Photo 6: Cut the curve
Start the curved cut by nibbling at the gash left by the screwdriver with the tip of offset compound snips until you can slip the lower blade under the metal. Then cut a gradual curve until you reach the curved line. Guide the top blade of your snips along the line to complete the cutout.
Use curve-cutting snips to cut circles. Making a circular cutout in a duct is simple using the techniques shown in Photos 5 and 6. The key is to use red-handled offset compound snips to cut counterclockwise or green-handled snips to cut clockwise. This is one cut where it really pays to have snips that cut curves. It’s difficult to cut a hole like this with straight-cutting snips. Even if you succeed, the resulting hole will probably have a ragged edge.

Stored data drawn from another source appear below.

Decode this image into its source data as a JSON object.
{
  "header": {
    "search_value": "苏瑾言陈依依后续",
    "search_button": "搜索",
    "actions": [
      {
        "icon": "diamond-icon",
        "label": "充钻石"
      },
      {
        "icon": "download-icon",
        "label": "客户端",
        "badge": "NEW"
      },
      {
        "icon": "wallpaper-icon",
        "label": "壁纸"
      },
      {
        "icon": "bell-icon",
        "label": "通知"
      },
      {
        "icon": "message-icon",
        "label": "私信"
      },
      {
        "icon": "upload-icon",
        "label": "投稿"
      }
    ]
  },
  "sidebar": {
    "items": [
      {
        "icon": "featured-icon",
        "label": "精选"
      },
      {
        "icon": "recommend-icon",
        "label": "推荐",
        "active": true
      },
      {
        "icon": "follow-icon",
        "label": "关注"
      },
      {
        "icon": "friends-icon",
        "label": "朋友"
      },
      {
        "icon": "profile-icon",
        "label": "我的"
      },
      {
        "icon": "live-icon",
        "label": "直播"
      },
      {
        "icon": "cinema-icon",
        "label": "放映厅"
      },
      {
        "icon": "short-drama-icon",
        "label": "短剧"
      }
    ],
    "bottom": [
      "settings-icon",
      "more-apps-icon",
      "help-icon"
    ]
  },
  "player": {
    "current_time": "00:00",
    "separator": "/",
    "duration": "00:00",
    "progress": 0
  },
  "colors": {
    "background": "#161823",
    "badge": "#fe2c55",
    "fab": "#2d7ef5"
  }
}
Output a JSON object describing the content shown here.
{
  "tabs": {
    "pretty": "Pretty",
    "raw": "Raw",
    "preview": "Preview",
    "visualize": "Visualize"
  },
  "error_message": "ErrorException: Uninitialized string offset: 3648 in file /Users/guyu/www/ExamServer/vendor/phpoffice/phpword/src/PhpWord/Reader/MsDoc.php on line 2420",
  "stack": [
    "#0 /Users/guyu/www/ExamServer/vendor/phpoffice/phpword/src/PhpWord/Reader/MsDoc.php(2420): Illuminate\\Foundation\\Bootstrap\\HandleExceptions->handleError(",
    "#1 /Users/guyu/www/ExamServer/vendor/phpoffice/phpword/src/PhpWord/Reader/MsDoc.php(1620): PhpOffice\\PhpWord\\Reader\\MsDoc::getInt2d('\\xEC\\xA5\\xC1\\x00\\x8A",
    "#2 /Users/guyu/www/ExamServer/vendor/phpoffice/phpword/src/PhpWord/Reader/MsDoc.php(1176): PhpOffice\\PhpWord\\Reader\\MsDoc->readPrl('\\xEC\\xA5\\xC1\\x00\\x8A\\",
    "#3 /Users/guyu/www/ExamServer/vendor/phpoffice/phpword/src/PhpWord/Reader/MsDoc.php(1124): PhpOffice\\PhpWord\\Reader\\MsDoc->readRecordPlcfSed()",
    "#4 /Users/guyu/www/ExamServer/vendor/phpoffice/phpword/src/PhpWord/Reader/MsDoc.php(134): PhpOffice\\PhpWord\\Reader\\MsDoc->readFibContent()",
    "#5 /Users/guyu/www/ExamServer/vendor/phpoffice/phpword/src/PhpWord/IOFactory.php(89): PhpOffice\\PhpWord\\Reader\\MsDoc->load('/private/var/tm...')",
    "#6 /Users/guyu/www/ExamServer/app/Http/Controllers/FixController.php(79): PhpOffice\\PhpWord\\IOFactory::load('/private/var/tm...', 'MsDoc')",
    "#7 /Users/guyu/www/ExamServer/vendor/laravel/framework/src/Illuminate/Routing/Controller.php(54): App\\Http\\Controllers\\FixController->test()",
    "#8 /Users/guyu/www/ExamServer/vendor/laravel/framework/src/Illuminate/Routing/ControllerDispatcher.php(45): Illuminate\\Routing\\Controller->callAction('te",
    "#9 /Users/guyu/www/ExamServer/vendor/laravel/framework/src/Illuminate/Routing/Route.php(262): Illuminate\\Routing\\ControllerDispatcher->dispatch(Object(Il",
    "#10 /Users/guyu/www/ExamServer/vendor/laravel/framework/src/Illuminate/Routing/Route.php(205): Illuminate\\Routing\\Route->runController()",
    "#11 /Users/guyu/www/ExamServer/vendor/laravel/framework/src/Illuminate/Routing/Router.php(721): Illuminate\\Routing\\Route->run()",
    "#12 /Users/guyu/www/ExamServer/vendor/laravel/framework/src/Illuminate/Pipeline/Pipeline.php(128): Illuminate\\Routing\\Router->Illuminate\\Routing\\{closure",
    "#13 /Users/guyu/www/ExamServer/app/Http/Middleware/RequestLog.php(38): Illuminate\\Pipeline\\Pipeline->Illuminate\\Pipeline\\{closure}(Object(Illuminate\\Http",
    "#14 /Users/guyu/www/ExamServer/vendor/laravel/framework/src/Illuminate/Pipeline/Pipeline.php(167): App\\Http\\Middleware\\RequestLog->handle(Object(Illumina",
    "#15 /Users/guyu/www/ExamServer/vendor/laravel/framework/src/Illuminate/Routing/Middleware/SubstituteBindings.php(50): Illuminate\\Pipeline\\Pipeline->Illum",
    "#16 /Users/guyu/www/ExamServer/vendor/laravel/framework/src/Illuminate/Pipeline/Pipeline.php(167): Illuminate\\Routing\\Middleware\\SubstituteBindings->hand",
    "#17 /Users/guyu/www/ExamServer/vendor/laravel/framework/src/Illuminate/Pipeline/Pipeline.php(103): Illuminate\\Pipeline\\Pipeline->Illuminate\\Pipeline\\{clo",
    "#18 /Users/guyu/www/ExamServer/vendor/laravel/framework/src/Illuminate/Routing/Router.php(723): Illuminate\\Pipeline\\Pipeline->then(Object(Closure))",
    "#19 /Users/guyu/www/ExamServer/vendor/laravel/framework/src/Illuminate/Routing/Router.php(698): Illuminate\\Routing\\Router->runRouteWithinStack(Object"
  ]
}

Combine red and green snips for difficult cuts. If obstructions in a work area prevent you from completing a cut with one set of snips—red-handled snips, for example—switch to green-handled snips and complete the cut by going in the opposite direction. Situations like this, which usually occur when you’re modifying heating or air conditioning duct work, are about the only reason to own both red- and green-handled snips.
The next time you tackle a project that involves cutting sheet metal, head to the hardware store or home center and pick up a sharp new pair of snips that’s right for the task. You’ll be glad you did. The savings in time and frustration will more than make up for the cost of the new snips.